Tandoori Chicken


We love having a braai and relaxing with a glass of wine or a cold beer. There is something special about sitting outside watching the flames of the fire and smelling the delicious aroma of the meat as it starts to cook.

This tandoori chicken is exceptionally tasty when cooked on a Weber. If you don’t have access to one you can cook it in the oven; I’m a little cautious with this specific recipe on a regular braai as the tandoori might cause it to burn on the outside and stay uncooked on the inside.
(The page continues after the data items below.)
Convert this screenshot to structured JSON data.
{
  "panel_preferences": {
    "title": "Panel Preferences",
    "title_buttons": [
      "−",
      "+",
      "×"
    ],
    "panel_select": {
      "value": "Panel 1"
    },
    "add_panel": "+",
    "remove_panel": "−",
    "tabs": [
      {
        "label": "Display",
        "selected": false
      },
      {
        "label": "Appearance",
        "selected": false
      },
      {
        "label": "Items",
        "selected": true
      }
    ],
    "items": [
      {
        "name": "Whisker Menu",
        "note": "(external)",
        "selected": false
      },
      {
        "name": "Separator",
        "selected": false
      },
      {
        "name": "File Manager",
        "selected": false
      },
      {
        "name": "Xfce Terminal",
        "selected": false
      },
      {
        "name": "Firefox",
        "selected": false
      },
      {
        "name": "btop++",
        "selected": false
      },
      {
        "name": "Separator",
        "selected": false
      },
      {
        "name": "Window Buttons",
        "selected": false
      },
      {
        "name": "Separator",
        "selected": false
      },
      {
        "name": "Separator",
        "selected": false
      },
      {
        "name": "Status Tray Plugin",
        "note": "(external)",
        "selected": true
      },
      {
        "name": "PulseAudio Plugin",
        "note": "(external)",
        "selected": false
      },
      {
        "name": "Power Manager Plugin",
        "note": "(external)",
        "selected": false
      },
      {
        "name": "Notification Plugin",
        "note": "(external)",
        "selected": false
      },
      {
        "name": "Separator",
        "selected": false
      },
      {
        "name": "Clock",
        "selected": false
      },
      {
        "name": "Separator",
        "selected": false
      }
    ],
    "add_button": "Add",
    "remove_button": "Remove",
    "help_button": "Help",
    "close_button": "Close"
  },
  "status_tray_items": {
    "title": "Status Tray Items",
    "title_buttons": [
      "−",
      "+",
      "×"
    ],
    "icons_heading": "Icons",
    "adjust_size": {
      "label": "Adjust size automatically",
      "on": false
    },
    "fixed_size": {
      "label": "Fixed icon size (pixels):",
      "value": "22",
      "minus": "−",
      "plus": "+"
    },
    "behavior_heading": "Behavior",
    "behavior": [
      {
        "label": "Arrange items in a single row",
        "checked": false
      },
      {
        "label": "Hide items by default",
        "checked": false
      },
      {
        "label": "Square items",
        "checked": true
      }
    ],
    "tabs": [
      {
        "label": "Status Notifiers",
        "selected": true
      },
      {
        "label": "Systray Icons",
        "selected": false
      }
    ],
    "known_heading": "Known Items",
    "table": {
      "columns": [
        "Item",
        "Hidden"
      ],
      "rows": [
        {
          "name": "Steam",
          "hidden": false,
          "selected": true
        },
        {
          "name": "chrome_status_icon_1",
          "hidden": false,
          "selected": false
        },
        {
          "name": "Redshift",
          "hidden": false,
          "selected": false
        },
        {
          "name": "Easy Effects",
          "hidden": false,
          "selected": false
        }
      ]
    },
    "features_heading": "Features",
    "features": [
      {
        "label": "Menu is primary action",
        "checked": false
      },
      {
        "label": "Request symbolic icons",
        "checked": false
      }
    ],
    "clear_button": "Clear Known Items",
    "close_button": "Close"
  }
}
If you are a little fearful of curries the tandoori will suit you well, it is quite subtle.



1 chicken, cut in pieces

3 teaspoons masala

1 teaspoon cumin

1 teaspoon coriander

1 teaspoon paprika

1 teaspoon ground breyani mix

1 teaspoon garlic

1 teaspoon ginger

2  bay leaves

Pinch of chilli powder

250 g plain yogurt

3 tablespoons lemon juice


  1. Lay the chicken in a flat dish.
  2. Mix the rest of the ingredients to form a pasty substance.
  3. Cover the chicken with the mixture and marinate for 1 day.
  4. Toss the marinated chicken pieces on the Weber or pop it in the oven until cooked.  Serve with a salad.